Le Ghana amorce un changement stratégique dans son secteur agricole en lançant la production locale de semences de riz. Cette initiative, portée par un partenariat avec une entreprise coréenne, vise à réduire la dépendance aux importations et à renforcer l’autonomie des producteurs locaux.
Des essais prometteurs à Dawenya
Dans le cadre de sa politique agricole, le gouvernement ghanéen a initié un projet pilote à Dawenya, près d’Accra, en collaboration avec KOPIA (Korea Programme on International Agriculture), une entreprise coréenne spécialisée dans la production de semences. Cette première phase a déjà donné des résultats encourageants, selon le ministre de l’Alimentation et de l’Agriculture, Eric Opoku, qui s’est rendu sur le site pour constater l’évolution du projet.
KOPIA a fait don de 300 tonnes de semences de riz au gouvernement, qui seront mises à la disposition des riziculteurs. Bien que cette quantité soit encore modeste pour couvrir l’ensemble des besoins nationaux, les autorités assurent que des mesures seront prises pour renforcer la production dans les années à venir.
Une étape décisive vers l’autosuffisance
L’un des principaux atouts de ces semences est leur capacité à offrir un bon rendement en un cycle court : en seulement cinq mois, les premières plantations ont produit jusqu’à 5 tonnes de riz par hectare. Un atout majeur pour le développement du secteur rizicole ghanéen, qui cherche à réduire sa dépendance aux importations.
Le ministre Eric Opoku a souligné que l’expansion de cette initiative reste une priorité.

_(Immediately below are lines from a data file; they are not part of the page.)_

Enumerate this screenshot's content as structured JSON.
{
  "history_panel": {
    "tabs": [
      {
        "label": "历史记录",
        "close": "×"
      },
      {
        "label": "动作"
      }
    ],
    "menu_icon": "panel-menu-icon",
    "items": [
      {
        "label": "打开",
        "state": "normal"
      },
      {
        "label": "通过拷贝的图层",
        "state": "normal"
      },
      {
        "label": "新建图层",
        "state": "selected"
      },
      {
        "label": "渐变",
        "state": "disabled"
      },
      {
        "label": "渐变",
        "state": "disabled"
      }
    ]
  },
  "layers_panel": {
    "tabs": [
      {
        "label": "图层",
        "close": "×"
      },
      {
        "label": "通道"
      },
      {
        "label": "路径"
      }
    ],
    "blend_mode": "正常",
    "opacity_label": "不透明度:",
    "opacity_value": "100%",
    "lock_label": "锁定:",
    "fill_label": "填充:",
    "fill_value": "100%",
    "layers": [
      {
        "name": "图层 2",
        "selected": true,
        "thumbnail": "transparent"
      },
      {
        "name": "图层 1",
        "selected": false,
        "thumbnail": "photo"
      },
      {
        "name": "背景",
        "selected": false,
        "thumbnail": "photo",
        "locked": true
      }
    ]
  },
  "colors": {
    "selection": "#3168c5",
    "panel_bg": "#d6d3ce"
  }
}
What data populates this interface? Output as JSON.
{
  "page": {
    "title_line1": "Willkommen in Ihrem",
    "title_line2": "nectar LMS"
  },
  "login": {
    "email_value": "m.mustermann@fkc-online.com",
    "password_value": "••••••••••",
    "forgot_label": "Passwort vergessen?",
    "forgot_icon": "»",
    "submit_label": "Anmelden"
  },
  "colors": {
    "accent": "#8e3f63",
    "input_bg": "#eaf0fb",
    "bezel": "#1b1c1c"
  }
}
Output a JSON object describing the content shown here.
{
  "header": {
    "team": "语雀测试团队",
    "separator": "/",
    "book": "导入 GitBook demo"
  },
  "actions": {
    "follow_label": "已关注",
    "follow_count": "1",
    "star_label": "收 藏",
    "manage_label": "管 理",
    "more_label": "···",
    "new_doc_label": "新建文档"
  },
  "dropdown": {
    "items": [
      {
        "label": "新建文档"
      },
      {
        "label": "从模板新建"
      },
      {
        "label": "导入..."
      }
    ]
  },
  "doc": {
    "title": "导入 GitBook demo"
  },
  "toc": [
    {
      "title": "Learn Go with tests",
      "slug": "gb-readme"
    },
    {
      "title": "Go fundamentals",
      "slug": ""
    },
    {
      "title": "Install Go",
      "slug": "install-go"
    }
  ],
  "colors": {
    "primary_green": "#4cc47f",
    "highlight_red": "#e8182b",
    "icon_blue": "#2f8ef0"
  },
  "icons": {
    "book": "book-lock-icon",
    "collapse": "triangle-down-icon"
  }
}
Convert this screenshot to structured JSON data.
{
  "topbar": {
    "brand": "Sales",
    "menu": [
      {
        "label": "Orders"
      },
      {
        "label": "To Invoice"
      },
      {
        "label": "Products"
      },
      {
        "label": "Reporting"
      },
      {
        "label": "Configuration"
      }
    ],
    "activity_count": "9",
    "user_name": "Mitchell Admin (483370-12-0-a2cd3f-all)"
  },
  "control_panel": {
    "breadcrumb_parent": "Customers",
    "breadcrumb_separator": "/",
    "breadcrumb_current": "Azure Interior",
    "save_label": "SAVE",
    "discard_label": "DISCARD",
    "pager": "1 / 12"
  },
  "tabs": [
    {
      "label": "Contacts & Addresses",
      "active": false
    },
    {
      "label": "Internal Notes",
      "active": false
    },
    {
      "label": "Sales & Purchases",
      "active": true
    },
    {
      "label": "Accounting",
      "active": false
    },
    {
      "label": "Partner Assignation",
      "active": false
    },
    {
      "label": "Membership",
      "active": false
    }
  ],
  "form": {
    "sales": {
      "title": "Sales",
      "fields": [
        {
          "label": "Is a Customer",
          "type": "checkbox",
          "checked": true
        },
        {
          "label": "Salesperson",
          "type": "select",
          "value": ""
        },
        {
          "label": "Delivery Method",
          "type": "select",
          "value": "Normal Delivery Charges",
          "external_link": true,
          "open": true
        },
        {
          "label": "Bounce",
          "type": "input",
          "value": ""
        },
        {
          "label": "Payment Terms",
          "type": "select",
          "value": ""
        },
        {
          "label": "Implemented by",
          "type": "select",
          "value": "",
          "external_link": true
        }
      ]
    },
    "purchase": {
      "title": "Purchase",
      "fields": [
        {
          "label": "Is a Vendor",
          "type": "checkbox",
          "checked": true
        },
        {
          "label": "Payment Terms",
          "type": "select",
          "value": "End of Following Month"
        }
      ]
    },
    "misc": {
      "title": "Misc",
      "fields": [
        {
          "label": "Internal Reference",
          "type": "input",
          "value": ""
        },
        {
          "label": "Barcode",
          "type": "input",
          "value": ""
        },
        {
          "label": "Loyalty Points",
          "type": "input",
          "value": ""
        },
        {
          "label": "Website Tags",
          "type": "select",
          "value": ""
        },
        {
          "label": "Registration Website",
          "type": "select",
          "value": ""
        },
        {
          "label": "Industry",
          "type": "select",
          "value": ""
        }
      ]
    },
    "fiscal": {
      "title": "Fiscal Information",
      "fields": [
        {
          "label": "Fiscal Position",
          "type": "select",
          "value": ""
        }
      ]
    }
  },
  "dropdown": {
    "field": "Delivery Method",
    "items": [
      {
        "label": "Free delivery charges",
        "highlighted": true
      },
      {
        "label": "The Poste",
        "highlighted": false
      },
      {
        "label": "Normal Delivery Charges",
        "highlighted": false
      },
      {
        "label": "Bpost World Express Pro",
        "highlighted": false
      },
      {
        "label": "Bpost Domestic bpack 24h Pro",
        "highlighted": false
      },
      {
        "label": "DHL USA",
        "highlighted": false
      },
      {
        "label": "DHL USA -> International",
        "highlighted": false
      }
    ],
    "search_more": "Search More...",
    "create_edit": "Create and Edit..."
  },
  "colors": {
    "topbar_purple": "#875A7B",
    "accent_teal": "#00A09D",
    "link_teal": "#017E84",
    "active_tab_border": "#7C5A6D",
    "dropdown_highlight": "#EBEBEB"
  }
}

À terme, la production locale de semences permettra non seulement de couvrir les besoins des riziculteurs du pays, mais aussi de favoriser une agriculture plus compétitive et résiliente.
Un enjeu économique et alimentaire
La production locale de semences de riz est une avancée stratégique pour le Ghana. En réduisant sa facture d’importation et en renforçant la capacité de production des agriculteurs, le pays franchit une étape vers une plus grande souveraineté alimentaire.
Si l’initiative porte ses fruits, elle pourrait transformer le secteur rizicole et inspirer d’autres pays de la région à adopter une approche similaire pour assurer leur sécurité alimentaire. L’enjeu est de taille : garantir aux agriculteurs des semences de qualité, adaptées aux réalités locales, et bâtir un secteur agricole plus robuste et indépendant.